“En 2023, selon les données de l’Agence nationale de la sécurité des systèmes d’information (ANSSI), sur le territoire français, 10 % des victimes d’attaques par des rançongiciels étaient des hôpitaux, qu’ils soient publics ou privés“, constatent les magistrats de la Cour des comptes dans leur rapport “La sécurité informatique des établissements de santé“
Les établissements disposent de plusieurs faiblesses majeures qui les rendent vulnérables aux cyberattaques. Leur SI est complexe. Il est composé, pour les plus importants, de plus de 1000 applications.

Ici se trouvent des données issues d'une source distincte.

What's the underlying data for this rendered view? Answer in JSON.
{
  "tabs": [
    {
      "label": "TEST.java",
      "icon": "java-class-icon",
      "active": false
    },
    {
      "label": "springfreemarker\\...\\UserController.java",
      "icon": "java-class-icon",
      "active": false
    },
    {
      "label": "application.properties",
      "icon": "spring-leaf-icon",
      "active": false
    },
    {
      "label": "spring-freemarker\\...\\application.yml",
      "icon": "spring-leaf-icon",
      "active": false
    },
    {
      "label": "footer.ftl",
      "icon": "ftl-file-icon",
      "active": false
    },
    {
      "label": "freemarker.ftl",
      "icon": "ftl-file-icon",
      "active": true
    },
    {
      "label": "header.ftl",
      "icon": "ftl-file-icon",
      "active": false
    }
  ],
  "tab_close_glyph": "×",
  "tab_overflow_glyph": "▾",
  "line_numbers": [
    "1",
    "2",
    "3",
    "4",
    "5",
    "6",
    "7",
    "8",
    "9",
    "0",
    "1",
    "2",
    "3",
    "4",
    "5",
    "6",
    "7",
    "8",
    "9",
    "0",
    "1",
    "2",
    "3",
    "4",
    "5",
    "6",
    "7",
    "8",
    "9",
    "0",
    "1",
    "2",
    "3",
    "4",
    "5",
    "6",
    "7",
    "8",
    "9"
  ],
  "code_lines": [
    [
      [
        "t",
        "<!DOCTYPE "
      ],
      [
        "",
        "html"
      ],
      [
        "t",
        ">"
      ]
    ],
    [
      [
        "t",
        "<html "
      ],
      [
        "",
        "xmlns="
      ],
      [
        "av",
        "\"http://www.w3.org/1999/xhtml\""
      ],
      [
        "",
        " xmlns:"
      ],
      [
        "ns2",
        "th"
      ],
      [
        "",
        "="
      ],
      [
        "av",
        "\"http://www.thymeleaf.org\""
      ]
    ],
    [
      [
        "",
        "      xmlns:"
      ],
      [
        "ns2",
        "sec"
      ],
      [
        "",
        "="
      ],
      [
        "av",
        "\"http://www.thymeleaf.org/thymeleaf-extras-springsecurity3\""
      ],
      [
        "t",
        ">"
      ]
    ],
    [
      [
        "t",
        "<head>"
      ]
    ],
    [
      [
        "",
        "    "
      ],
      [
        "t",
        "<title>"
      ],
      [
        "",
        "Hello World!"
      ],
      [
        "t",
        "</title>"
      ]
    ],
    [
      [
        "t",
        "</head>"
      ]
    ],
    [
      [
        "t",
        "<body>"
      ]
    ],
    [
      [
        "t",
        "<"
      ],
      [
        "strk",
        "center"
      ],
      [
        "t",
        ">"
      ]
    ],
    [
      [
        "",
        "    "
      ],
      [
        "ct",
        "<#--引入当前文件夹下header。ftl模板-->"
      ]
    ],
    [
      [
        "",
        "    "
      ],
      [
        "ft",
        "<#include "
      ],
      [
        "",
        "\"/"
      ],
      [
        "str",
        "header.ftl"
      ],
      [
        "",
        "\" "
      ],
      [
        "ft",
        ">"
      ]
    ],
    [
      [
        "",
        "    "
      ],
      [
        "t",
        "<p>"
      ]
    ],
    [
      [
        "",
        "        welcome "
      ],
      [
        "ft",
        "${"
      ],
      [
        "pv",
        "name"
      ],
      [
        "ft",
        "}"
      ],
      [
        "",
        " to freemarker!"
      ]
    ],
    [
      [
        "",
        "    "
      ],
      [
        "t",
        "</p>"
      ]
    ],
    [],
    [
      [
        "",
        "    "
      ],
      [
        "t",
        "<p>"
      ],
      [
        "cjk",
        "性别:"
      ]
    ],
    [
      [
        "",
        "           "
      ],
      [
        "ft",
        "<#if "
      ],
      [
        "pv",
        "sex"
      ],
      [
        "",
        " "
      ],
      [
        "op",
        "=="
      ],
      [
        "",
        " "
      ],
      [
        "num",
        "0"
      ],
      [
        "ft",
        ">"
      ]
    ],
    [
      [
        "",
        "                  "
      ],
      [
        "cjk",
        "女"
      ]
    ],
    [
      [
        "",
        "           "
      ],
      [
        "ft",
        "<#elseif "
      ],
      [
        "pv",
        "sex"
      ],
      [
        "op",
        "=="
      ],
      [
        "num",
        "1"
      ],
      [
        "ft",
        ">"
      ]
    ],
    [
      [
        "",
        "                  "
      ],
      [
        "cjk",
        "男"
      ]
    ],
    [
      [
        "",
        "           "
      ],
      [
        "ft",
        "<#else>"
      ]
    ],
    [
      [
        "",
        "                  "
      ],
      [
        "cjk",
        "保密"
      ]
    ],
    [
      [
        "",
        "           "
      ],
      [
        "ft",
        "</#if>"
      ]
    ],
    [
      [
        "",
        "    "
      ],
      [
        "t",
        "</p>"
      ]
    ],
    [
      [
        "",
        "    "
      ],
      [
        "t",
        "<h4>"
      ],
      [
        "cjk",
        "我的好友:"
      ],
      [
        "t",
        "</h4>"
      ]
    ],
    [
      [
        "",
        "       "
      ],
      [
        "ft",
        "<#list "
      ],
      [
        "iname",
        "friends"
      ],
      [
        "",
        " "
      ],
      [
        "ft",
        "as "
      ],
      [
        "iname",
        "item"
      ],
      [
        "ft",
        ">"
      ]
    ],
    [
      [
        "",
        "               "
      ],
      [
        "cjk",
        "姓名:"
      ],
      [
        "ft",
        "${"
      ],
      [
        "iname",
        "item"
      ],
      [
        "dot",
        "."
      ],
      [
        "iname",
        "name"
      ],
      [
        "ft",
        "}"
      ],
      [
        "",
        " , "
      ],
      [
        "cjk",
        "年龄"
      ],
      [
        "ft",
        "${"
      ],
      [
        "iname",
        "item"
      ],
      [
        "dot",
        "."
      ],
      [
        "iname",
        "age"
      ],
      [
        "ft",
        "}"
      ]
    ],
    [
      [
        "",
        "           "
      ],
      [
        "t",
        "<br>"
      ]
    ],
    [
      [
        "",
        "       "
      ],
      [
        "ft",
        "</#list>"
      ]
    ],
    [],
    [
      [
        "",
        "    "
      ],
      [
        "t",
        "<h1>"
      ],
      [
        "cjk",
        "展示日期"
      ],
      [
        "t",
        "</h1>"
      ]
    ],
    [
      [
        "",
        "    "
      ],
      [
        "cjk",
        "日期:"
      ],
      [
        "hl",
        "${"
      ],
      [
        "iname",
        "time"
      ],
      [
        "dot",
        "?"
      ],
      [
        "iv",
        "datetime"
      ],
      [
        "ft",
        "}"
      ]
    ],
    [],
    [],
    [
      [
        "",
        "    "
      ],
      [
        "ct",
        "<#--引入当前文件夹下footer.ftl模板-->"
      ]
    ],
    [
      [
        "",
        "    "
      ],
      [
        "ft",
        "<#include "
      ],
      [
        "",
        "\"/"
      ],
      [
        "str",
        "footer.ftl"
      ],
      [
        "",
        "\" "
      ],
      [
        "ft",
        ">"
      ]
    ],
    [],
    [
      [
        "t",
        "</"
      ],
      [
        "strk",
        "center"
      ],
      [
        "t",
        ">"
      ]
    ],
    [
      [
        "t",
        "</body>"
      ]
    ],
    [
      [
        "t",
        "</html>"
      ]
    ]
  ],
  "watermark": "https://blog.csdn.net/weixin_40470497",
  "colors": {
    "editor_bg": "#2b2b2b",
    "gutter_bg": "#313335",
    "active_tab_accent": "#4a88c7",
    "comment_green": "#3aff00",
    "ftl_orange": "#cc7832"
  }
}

Par ailleurs, les hôpitaux investissent faiblement. Ils ne mobilisent que 1,7 % du budget d’exploitation, contre 9 % pour les banques, par exemple. “L’obsolescence des équipements est également importante et atteint 20 % des équipements (postes de travail et serveurs ayant un système d’exploitation ne faisant plus l’objet de maintenance, équipements de réseaux et applicatifs « métiers » ne pouvant plus être réparés ou mis à jour)“.
Il faut noter aussi “la prise en compte insuffisante des enjeux de cybersécurité par le personnel hospitalier“. Les établissements ne disposent pas suffisamment de compétences internes pour faire face aux cyberattaques.
Des conséquences dramatiques
Le rapport fournit une estimation précise des coûts. “Le coût pour un hôpital peut atteindre 10 M€ pour la gestion de la crise et la remédiation et 20 M€ pour la perte de recettes d’exploitation. Ces coûts n’intègrent pas les potentielles conséquences financières du vol et de la publication de masses de données, médicales et non médicales, de patients et de professionnels de santé“, soulignent les auteurs.
Pire, “l’arrêt du fonctionnement de services médicaux peut en outre entraîner la déprogrammation de prises en charge et, dans certains cas, le transfert de patients vers d’autres hôpitaux avec, nécessairement, des risques à court et à moyen terme sur la continuité et sur la qualité des soins (séquelles, perte de chances…), risques ou conséquences effectives non mesurés aujourd’hui“.
La cour fournit un cas précis pour illustrer ses propos et décrire la situation alarmante. “Un délai de 18 mois a été nécessaire à un centre hospitalier disposant de 800 lits et places et accueillant 35 500 séjours en hospitalisation complète dans le champ « médecine, chirurgie et obstétrique » (MCO) pour reconstruire son système d’information ; l’activité d’hospitalisation MCO de cet établissement, qui a chuté de plus de 20 % après l’attaque, n’avait pas encore retrouvé son niveau de novembre 2022 à la fin du mois de février 2024.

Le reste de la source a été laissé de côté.